Our colleagues at The Legal Intelligencer have been chronicling the litigation on a case-by-case basis--over 1,500 mass tort cases are pending in Philadelphia Common Pleas Court alone!--and they've got a doozy for us today. A jury Monday awarded a female plaintiff nearly $9.5 million combined in punitive and compensatory damages even though she was diagnosed with breast cancer "well after" the release in July 2002 of a landmark study showing links between Prempro and breast cancer, the Intelligencer reports. The case is believed to be the first in the U.S. involving a plaintiff diagnosed after the release of the study, called the Women's Health Initiative, that revealed links between Prempro and breast cancer. Other cases have involved women diagnosed before the release of the WHI, and judges at various levels of Philadelphia's state court system have come to wildly different conclusions in those matters, according to the Intelligencer's archives.

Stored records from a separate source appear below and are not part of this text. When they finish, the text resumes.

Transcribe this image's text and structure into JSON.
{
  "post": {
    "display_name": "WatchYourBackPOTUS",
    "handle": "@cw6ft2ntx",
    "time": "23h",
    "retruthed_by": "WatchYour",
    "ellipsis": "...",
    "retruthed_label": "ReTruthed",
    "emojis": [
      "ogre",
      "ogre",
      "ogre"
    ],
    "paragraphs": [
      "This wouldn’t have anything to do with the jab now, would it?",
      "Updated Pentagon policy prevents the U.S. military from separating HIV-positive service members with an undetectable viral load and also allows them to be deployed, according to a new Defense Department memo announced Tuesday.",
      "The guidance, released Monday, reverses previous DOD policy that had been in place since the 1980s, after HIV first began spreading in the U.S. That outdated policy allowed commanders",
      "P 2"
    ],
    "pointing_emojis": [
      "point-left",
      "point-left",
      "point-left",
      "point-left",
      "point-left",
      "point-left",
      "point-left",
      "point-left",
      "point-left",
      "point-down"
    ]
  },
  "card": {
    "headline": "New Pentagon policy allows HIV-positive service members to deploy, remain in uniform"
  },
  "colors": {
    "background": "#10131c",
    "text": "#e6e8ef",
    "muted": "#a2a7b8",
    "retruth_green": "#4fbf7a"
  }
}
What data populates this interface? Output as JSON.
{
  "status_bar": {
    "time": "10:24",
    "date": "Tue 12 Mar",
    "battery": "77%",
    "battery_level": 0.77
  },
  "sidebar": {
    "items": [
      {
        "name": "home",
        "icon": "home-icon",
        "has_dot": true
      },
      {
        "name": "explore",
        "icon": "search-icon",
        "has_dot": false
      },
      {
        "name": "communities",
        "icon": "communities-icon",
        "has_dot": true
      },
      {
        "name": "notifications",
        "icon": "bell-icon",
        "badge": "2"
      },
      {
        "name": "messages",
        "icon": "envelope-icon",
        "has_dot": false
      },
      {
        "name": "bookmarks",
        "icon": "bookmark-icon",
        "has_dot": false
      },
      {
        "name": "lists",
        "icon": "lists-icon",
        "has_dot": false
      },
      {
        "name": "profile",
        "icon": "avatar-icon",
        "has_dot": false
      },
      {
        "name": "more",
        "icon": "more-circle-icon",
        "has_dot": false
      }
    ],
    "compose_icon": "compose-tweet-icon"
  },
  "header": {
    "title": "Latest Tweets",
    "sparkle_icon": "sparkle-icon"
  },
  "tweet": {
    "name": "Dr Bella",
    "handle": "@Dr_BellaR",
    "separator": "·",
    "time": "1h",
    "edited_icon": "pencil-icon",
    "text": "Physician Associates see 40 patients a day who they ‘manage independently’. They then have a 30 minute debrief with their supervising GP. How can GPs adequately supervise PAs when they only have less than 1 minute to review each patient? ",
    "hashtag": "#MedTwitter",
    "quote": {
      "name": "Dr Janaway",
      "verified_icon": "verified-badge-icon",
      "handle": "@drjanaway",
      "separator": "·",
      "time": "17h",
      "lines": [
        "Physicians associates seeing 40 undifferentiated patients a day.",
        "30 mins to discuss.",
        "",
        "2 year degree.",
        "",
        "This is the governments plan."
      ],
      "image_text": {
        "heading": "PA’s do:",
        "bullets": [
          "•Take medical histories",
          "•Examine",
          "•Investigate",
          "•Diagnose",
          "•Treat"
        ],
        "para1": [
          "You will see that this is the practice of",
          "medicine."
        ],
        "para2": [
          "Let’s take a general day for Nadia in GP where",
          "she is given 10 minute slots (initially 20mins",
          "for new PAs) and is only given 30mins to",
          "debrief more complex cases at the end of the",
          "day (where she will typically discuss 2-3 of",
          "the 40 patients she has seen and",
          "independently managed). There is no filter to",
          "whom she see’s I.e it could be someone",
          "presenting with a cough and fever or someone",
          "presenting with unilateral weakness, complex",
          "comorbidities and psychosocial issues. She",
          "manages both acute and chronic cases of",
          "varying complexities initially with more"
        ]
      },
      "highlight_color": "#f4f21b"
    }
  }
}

One example from earlier this month: A judge at the Common Pleas Court gave both sides a victory when he reduced a punitive award to one plaintiff from $75 million to about $5.6 million but issued a finding that Wyeth failed to adequately warn the plaintiff's doctor about Prempro's risks, the Intelligencer reports. That followed a string of defeats for plaintiffs in which judges at the same court overturned verdicts against Wyeth, citing statute of limitations issues and evidentiary shortcomings. But a different judge overturned one of those rulings, and the court is reconsidering a pile of dismissals that had been based on the alleged failure of plaintiffs to sue Wyeth within two years of being diagnosed with breast cancer, the Intelligencer says. (Plaintiffs attorneys have argued that the two-year clock should not have begun ticking until after the July 2002 release of the Women's Health Initiative, and one judge in January agreed with that rationale and revived a suit against Wyeth that had been dismissed based on statute of limitations issues, according to this story in the Intelligencer.
The record on these cases is such that both sides have claimed lopsided victories. Plaintiff lawyers have claimed a five-for-five record in cases that have gone to trial at the Common Pleas Court, while Wyeth released a statement Monday claiming to have won 24 of 29 hormone replacement therapy cases that had been set for trial at the court.
Either way, there is going to be a lot of work here for Wyeth's litigation firms of choice. It's a diverse group that has included Williams & Connolly, Reed Smith, McCarter & English, Nelson Mullins Riley & Scarborough and other firms.